If you can find an easy way to hack a company would you choose that? Of course you would! You wouldn’t want to do any more work than you have to, and neither would a hacker. If you wanted to guess a password, you wouldn’t start with “hj&*HUI23YEW(.” “ You would try “QWERTY,” or “password”, or “bigguy”, or “123456” first.
Hackers will similarly start with the easiest route first, and that means trying to take advantage of some people’s naivety when it comes to IT security. Phishing is one of the easiest ways to gain access to login credentials. It is also one of the easiest security vulnerabilities to address. How would your employees deal with a phishing attack?
That is something best not left to chance!
- Send out a regular newsletter to explain common social engineering and phishing techniques that are used by hackers
- Show employees how to identify a phishing email
- Conduct regular phishing email tests. Research shows that the more practice staff members have at identifying phishing emails, the better they become at spotting a scam. When a real phishing email is received, they are more likely to identify it correctly before any damage is done.
- If new IT security policies are introduced, make sure they are explained to employees in person. This will help to make sure that they are read, understood, and their importance is made clear.
What happens when an attack does occur and a system is compromised?
You will no doubt spend an extraordinary amount of time putting defenses in place to repel an attack, but what happens if an attack is successful?
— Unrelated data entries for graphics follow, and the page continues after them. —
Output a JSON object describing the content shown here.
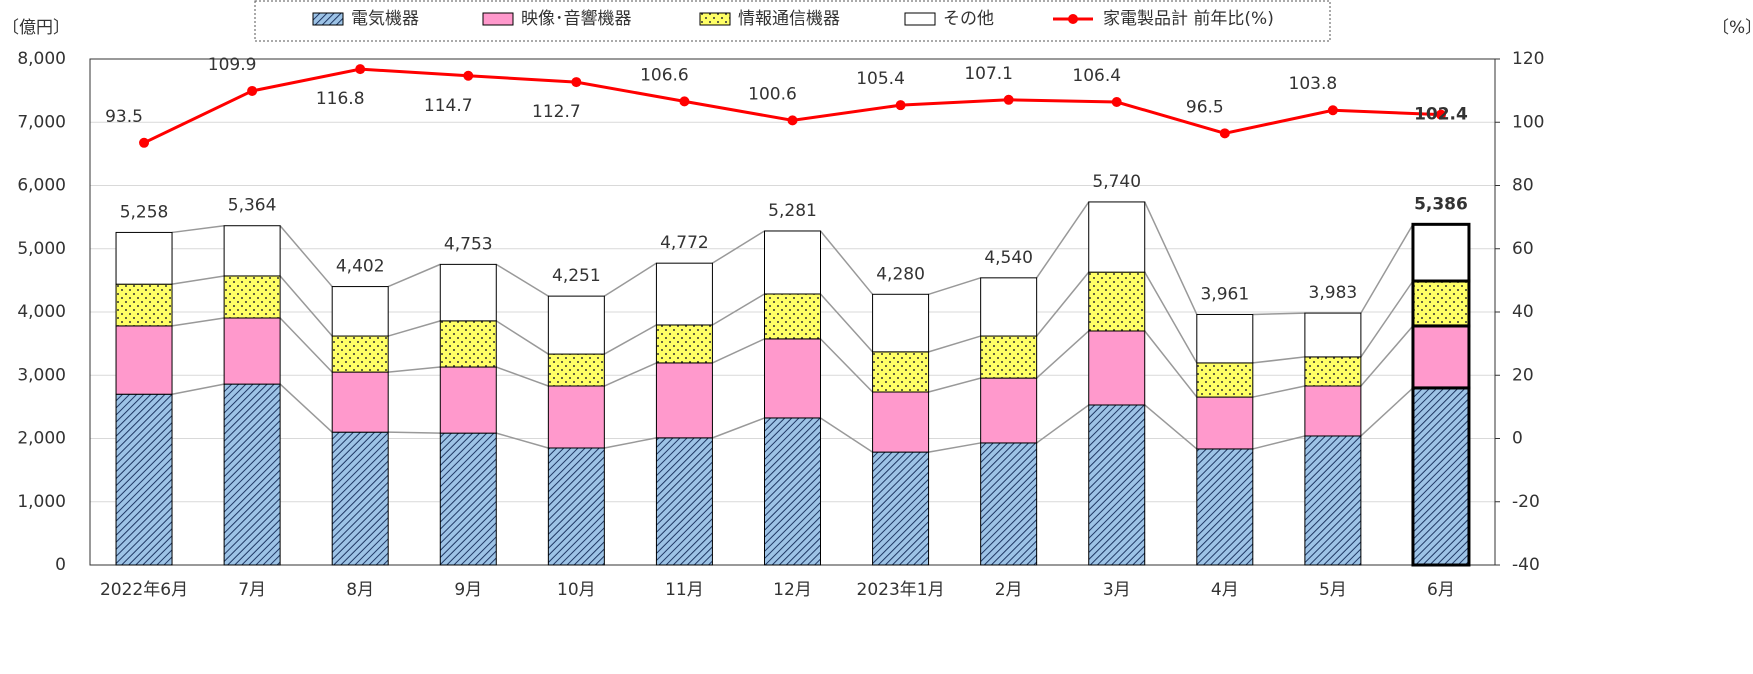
{
  "chart_data": {
    "type": "bar",
    "y_unit": "〔億円〕",
    "y2_unit": "〔%〕",
    "categories": [
      "2022年6月",
      "7月",
      "8月",
      "9月",
      "10月",
      "11月",
      "12月",
      "2023年1月",
      "2月",
      "3月",
      "4月",
      "5月",
      "6月"
    ],
    "series": [
      {
        "name": "電気機器",
        "color": "#9dc3e6",
        "values": [
          2700,
          2860,
          2100,
          2085,
          1850,
          2010,
          2325,
          1785,
          1930,
          2530,
          1835,
          2040,
          2800
        ]
      },
      {
        "name": "映像･音響機器",
        "color": "#ff99cc",
        "values": [
          1080,
          1045,
          950,
          1045,
          980,
          1185,
          1250,
          950,
          1025,
          1170,
          820,
          790,
          980
        ]
      },
      {
        "name": "情報通信機器",
        "color": "#ffff66",
        "values": [
          660,
          665,
          570,
          730,
          505,
          600,
          710,
          635,
          665,
          930,
          540,
          460,
          710
        ]
      },
      {
        "name": "その他",
        "color": "#ffffff",
        "values": [
          818,
          794,
          782,
          893,
          916,
          977,
          996,
          910,
          920,
          1110,
          766,
          693,
          896
        ]
      },
      {
        "name": "家電製品計 前年比(%)",
        "type": "line",
        "axis": "y2",
        "color": "#ff0000",
        "values": [
          93.5,
          109.9,
          116.8,
          114.7,
          112.7,
          106.6,
          100.6,
          105.4,
          107.1,
          106.4,
          96.5,
          103.8,
          102.4
        ]
      }
    ],
    "totals": [
      5258,
      5364,
      4402,
      4753,
      4251,
      4772,
      5281,
      4280,
      4540,
      5740,
      3961,
      3983,
      5386
    ],
    "total_labels": [
      "5,258",
      "5,364",
      "4,402",
      "4,753",
      "4,251",
      "4,772",
      "5,281",
      "4,280",
      "4,540",
      "5,740",
      "3,961",
      "3,983",
      "5,386"
    ],
    "ylim": [
      0,
      8000
    ],
    "yticks": [
      0,
      {
        "value": 1000,
        "label": "1,000"
      },
      {
        "value": 2000,
        "label": "2,000"
      },
      {
        "value": 3000,
        "label": "3,000"
      },
      {
        "value": 4000,
        "label": "4,000"
      },
      {
        "value": 5000,
        "label": "5,000"
      },
      {
        "value": 6000,
        "label": "6,000"
      },
      {
        "value": 7000,
        "label": "7,000"
      },
      {
        "value": 8000,
        "label": "8,000"
      }
    ],
    "y2lim": [
      -40,
      120
    ],
    "y2ticks": [
      -40,
      -20,
      0,
      20,
      40,
      60,
      80,
      100,
      120
    ],
    "grid": true,
    "legend": "top"
  }
}
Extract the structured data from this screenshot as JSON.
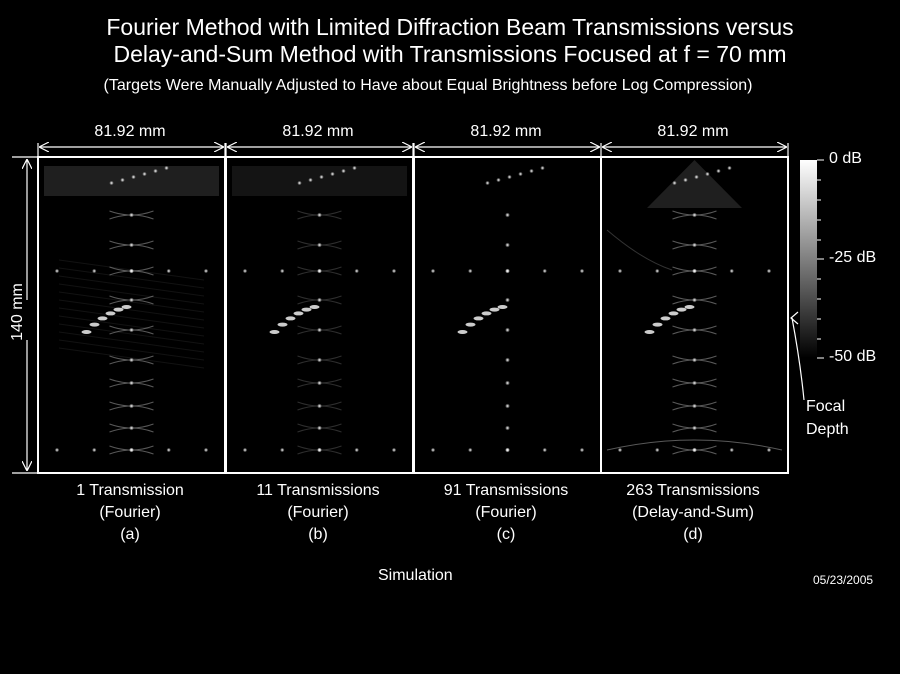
{
  "title_line1": "Fourier Method with Limited Diffraction Beam Transmissions versus",
  "title_line2": "Delay-and-Sum Method with Transmissions Focused at f = 70 mm",
  "subtitle": "(Targets Were Manually Adjusted to Have about Equal Brightness before Log Compression)",
  "depth_label": "140 mm",
  "panels": [
    {
      "width_label": "81.92 mm",
      "caption_line1": "1 Transmission",
      "caption_line2": "(Fourier)",
      "caption_line3": "(a)"
    },
    {
      "width_label": "81.92 mm",
      "caption_line1": "11 Transmissions",
      "caption_line2": "(Fourier)",
      "caption_line3": "(b)"
    },
    {
      "width_label": "81.92 mm",
      "caption_line1": "91 Transmissions",
      "caption_line2": "(Fourier)",
      "caption_line3": "(c)"
    },
    {
      "width_label": "81.92 mm",
      "caption_line1": "263 Transmissions",
      "caption_line2": "(Delay-and-Sum)",
      "caption_line3": "(d)"
    }
  ],
  "colorbar": {
    "top_label": "0 dB",
    "mid_label": "-25 dB",
    "bottom_label": "-50 dB"
  },
  "focal_label_line1": "Focal",
  "focal_label_line2": "Depth",
  "footer_label": "Simulation",
  "date": "05/23/2005"
}
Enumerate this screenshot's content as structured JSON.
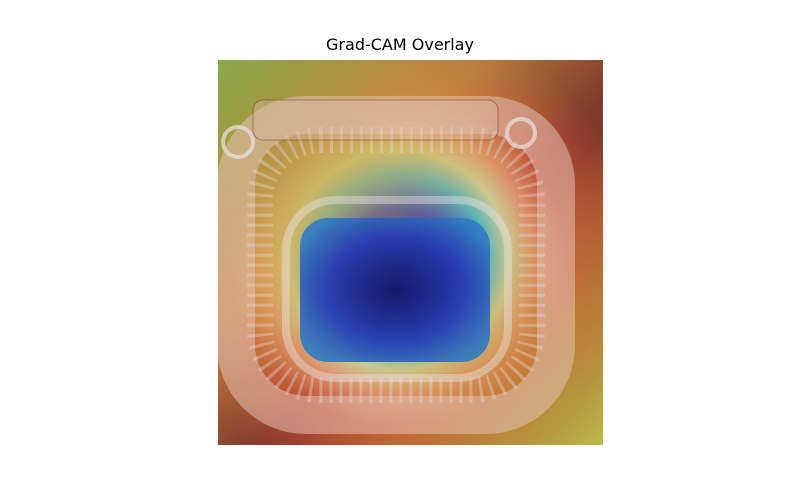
{
  "figure": {
    "title": "Grad-CAM Overlay",
    "image_subject": "aerial view of a stadium with heatmap overlay",
    "colormap": "jet",
    "colors": {
      "background": "#ffffff",
      "heat_low": "#1030c0",
      "heat_mid": "#40e0e0",
      "heat_high": "#e03a2a",
      "tint": "#7a2e2a"
    }
  }
}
Have you put defenses in place that will limit the damage caused or will an attacker manage to go from one device to another once the security perimeter is breached?
Switch and router manufacturers often have scripts that can be used for lockdowns. It is possible to disable unneeded interfaces and services, and restrict public and private addresses. Have you done this? A hacker would check this!
Learn how to think like a hacker and you will be able to make your network more secure
There is a very good reason why organizations spend big bucks on white hat hackers and get them to attempt to break through defenses and find the weak points in systems. If you learn how to think like a hacker you will be helping your organization enormously.
Start thinking like a hacker and view every node and end user as a potential entry point into your network, and it will make it easier for you to design network defenses and keep your equipment and data well secured.